Jego podróż zakończyła się odmową wjazdu i unieważnieniem wizy

Podróżny z Turcji został skierowany do kontroli (zdjęcie ilustracyjne)
Lotnisko Chopina (wideo ilustracyjne)
Źródło: Tomasz Zieliński / tvnarszawa.pl

27-letni obywatel Turcji musiał wrócić do swojego kraju. Podróż z Izmiru zakończył na Lotnisku Chopina. Wszystko przez sfałszowany dokument.

Do zdarzenia z udziałem 27-letniego obywatela Turcji doszło w sobotę na warszawskim Lotnisku Chopina po przylocie samolotu z Izmiru.

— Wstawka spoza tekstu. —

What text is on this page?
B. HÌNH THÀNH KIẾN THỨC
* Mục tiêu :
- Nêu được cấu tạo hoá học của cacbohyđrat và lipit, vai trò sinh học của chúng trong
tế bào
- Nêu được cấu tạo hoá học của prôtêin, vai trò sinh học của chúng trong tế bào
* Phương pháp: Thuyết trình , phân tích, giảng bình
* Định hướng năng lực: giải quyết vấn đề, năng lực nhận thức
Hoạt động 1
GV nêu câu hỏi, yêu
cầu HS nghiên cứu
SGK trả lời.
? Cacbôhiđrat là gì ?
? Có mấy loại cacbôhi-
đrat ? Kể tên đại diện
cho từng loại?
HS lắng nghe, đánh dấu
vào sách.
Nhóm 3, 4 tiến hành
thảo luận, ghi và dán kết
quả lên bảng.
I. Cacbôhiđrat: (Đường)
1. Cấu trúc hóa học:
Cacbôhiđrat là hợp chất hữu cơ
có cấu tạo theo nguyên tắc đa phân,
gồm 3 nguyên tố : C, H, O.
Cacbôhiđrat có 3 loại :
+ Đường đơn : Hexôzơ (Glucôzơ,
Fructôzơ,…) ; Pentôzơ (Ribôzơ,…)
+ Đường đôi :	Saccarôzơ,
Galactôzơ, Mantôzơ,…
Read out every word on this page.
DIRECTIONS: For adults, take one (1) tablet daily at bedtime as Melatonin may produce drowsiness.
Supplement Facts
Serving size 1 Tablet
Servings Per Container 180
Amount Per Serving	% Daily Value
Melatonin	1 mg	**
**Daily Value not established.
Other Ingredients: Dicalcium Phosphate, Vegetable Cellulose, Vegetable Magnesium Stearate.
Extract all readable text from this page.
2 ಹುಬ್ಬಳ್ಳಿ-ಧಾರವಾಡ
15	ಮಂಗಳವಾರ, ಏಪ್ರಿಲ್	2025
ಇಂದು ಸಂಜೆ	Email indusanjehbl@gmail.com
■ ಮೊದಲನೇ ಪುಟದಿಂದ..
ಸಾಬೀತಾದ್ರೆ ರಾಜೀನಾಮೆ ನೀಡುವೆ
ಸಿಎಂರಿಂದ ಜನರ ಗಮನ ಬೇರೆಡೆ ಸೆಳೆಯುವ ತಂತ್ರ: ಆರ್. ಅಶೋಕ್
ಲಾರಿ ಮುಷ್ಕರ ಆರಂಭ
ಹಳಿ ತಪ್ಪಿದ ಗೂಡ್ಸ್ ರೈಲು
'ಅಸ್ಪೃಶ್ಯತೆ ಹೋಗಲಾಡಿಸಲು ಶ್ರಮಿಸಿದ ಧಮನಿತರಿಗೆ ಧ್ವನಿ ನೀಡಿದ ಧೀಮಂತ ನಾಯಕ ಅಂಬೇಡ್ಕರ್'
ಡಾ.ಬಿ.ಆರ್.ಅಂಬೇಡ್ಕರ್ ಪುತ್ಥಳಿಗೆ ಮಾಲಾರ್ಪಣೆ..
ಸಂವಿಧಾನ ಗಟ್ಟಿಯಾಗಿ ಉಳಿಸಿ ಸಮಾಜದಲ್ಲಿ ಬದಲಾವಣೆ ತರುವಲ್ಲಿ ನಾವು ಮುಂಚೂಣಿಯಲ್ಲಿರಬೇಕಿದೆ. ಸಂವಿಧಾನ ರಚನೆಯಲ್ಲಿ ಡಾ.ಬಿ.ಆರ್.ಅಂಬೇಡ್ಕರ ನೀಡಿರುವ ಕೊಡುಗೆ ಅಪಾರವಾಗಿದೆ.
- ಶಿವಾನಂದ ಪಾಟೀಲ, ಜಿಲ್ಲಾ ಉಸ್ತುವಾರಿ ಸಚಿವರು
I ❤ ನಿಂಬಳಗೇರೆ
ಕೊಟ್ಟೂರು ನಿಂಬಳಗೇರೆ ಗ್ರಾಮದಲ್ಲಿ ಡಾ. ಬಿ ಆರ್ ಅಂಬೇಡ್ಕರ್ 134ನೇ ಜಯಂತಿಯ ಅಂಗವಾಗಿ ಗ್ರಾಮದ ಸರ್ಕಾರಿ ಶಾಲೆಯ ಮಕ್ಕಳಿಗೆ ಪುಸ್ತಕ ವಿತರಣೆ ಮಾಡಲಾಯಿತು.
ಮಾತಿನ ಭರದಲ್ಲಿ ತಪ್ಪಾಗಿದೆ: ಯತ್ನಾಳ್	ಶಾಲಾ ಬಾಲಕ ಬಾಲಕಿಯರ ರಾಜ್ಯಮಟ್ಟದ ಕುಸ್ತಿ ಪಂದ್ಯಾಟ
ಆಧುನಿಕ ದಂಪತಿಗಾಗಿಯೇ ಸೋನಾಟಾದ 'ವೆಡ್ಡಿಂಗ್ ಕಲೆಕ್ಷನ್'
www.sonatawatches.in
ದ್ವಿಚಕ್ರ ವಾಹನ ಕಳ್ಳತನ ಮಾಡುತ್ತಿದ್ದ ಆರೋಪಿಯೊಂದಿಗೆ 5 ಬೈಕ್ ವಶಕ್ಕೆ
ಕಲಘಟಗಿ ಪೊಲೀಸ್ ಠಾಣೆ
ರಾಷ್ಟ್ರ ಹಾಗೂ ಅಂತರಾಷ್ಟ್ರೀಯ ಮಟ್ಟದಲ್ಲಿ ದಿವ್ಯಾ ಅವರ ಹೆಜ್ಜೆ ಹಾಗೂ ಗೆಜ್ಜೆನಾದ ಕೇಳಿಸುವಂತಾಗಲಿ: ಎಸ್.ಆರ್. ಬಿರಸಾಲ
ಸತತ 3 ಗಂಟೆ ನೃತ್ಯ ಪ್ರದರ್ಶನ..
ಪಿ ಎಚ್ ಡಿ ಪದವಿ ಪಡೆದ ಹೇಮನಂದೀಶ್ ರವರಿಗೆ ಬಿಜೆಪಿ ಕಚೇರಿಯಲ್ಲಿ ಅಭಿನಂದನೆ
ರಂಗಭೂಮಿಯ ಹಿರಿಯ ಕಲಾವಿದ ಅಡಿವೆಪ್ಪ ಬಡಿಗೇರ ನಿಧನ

Mężczyzna podczas odprawy granicznej poza oryginalnym tureckim paszportem pokazał funkcjonariuszowi wizę wydaną w celu odwiedzin kolegi. 27-latek dodatkowo został poproszony o okazanie dokumentów, potwierdzających cel i warunki wjazdu do naszego kraju. Jak podała straż graniczna, podróżny oznajmił, że takowych nie posiada. Dlatego skierowano go na drugą linię kontroli, gdzie dokładniej zbadano cel jego przyjazdu do Polski.

"W trakcie czynności 27-latek przedstawił w formie elektronicznej dokument uzupełniający w postaci zezwolenia na pracę, które miało go uprawniać do podjęcia zatrudnienia w jednej z gdyńskich firm. Dokument od razu wzbudził wątpliwości funkcjonariusza co do jego autentyczności. Po wstępnej analizie zezwolenia ustalono, że zostało ono podrobione na wzór oryginalny" - opisał nadwiślański oddział straży granicznej.

Usłyszał zarzuty

W związku z całą sytuacją, mężczyźnie unieważniono wizę oraz wydano decyzję o odmowie wjazdu na terytorium Polski. Cudzoziemcowi przedstawiono zarzuty za czyn z art. 264 § 2 kodeksu karnego w związku z art. 270 § 1 kodeksu karnego, czyli usiłowanie nielegalnego przekroczenia granicy państwowej RP przy użyciu podstępu, posługując się podrobionym dokumentem.

"Obywatel Turcji nie przyznał się do zarzucanych mu czynów i skorzystał z prawa do odmowy złożenia wyjaśnień" - poinformowała straż graniczna. 27-latek musiał wrócić do swojego kraju.